Bologna tuvo dos tramos para destacar en el partido pero el resto fue todo del Milan. La escuadra de Sinisa Mihajlovic dominó en el arranque, cuando le dio más de un susto al dueño de casa, y sobre el final cuando, en verdad, el resultado ya estaba prácticamente puesto en el norte de Italia gracias a la clase del astro de Suecia.

Al minuto de juego la visita pudo abrir la cuenta. Un error en salida de los hombres de Pioli le regaló la pelota a Roberto Soriano quien, con un derechazo, algo apretado por los defensores rivales, despintó el caño derecho de la arco defendido por Gianluigi Donnarumma. El Rossoblú apretaba en la salida y no dejaba brillar, justamente, al Rossoneri.

Milan, con el reloj ya avanzado, recuperó la pelota y empezó a arrinconar al oponente. Antes del cuarto de hora tanto Ibrahimovic como Hakan Calhanoglu tuvieron su chance pero carecieron de puntería. El sueco, hamacándose y buscando el palo más lejano de Lukasz Skorupski. El turco, en contrapartida, con un zapatazo que corrió la misma suerte pero desde afuera del rectángulo mayor.

El dueño de casa iba y el Bologna sufría. Skorupski dejó cortó un despeje tras centro de Zlatan y, de manera increíble, Ismael Bennacer la mandó por arriba del travesaño cuando tenía que simplemente soplarla para clavar el 1 a 0. Sin embargo, ese tanto no tardó en llegar puesto a que el lungo delantero nórdico se posicionó ya como nueve de área y cabeceó un hermoso centro de Theo Hernández para estampar el 1 a 0 a los 34 minutos del primer tiempo.

En la complementaria, el Rossoneri no aminoró la marcha. Al contrario, el ingreso de Alexis Saelemaekers potenció la misma. El jovencito belga asistió a Zlatan en los instantes iniciales para que el ex Ajax de Holanda pudiese sacar un bombazo que desactivó, como pudo, un Skorupski a quien seguramente le quedaron doliendo las manos por un buen rato.

Bologna, que no encontraba el rumbo, lo perdió por completo a los 4 minutos de la segunda parte. Riccardo Orsolini, sin necesidad alguna, derribó a Bennacer dentro del área y Federico La Penna sanción «La Penna» máxima a favor del Milan en el Giuseppe Meazza.
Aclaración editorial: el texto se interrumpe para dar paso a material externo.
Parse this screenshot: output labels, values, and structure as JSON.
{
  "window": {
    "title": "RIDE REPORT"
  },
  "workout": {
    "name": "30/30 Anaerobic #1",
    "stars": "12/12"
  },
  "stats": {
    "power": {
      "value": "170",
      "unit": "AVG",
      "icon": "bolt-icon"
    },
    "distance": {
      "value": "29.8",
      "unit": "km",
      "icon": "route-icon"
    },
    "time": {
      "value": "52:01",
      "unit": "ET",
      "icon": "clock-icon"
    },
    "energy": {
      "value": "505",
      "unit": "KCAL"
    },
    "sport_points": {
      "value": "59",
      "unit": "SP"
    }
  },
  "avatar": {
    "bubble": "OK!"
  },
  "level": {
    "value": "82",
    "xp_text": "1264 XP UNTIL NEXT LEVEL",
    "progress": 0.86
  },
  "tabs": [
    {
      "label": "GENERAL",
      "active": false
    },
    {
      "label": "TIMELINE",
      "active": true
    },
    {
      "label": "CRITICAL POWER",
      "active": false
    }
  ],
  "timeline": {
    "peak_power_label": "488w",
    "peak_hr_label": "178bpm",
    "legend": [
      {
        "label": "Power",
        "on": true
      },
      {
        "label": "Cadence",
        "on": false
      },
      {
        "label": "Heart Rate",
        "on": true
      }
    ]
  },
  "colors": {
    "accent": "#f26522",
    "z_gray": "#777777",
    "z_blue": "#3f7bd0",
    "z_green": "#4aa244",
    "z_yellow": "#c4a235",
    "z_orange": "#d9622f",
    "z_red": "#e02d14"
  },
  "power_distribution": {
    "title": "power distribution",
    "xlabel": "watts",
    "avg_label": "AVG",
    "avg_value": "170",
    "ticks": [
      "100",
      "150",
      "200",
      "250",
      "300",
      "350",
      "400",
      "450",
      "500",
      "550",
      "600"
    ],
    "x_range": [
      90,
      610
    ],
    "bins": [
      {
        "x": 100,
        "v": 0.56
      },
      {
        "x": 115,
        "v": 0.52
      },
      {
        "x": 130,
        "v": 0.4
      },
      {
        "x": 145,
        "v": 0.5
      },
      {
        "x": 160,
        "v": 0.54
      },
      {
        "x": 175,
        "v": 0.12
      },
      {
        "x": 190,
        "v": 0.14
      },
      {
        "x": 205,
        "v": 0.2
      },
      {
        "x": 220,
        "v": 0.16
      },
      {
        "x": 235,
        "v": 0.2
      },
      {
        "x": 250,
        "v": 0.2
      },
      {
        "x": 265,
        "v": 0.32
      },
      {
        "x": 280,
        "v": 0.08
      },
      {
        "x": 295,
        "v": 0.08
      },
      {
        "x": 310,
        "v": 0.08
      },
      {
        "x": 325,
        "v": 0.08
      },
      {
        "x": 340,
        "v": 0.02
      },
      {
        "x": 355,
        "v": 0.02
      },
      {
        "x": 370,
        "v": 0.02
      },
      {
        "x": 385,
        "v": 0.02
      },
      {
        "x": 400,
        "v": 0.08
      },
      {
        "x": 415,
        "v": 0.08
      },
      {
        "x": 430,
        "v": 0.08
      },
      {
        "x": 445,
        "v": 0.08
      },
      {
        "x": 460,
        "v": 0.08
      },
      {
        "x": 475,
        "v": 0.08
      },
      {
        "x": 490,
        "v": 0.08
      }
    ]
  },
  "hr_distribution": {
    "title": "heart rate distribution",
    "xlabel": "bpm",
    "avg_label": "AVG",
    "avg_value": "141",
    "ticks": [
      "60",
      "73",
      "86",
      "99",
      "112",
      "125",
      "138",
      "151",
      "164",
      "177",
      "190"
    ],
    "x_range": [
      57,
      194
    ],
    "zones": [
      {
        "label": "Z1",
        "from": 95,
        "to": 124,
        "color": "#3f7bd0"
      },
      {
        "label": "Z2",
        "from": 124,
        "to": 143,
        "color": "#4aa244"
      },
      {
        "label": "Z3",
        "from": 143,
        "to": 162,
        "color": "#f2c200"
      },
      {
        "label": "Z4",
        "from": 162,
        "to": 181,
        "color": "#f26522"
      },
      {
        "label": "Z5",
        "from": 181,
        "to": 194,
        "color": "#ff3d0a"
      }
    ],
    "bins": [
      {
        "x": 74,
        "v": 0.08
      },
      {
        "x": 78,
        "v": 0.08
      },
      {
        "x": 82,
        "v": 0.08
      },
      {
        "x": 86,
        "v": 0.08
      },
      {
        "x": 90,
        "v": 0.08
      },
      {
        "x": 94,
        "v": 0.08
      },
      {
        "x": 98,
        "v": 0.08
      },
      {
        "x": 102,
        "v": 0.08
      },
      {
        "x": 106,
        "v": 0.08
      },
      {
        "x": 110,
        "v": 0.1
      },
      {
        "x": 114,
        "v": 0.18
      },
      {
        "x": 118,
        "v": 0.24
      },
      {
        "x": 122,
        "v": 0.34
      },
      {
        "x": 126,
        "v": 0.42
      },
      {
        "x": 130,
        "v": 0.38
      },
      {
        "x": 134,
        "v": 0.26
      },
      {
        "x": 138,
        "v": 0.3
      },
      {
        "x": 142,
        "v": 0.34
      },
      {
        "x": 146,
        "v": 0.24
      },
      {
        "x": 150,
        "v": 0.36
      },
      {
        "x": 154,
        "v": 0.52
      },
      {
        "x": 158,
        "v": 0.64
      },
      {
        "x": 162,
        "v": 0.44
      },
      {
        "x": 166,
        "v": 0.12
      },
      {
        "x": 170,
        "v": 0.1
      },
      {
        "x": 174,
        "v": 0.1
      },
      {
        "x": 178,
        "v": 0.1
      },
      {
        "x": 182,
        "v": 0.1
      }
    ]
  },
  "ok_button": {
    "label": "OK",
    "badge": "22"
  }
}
Claramente, Ibrahimovic se encargó de ejecutarla con un disparo completamente inatajable que ponía cifras definitivas en la Lombardía.

El resultado podía calmar un poco las aguas del local pero los de Pioli siguieron yendo al frente. El sueco tuvo el tercero en una jugada masgistral donde esquivó a Skorupski pero remató exigido y se fue desviado. A la media hora lo tuvo el francés, Hernández, aunque el terrible misíl halló la respuesta providencial del guardameta que la mandó al tiro de esquina. Los Rojiazules respondieron en el cuarto de hora final, seguramente muy tarde para querer meterse en el juego, y ahí creció la imagen de Donnarumma. Así también, la escuadra de Mihajlovic careció de fortuna puesto a que, a los 41, pudo descontar pero el palo se lo negó al ex Racing, Federico Santander, y, en el rebote, Lorenzo de Silvestri no podrá dormir por algunos días cada vez que sea el replay de cómo se comió el gol prácticamente abajo del arco.

La noche otoñal de la Lombardía se apagó para el Bologna con la expulsión de Mitchel Dijks y una derrota por la cual deberá trabajar bastante para llegar con otra imagen al duelo del lunes próximo frente al Parma. En contrapartida, Milan ganó 2 a 0 y empezó la temporada 2020/21 con el pie derecho, soñando recuperar ese brillo que ha ido perdiendo en manos de la Juventus durante esta década. Al menos Zlatan Ibrahimovic es el abanderado de esa ilusión.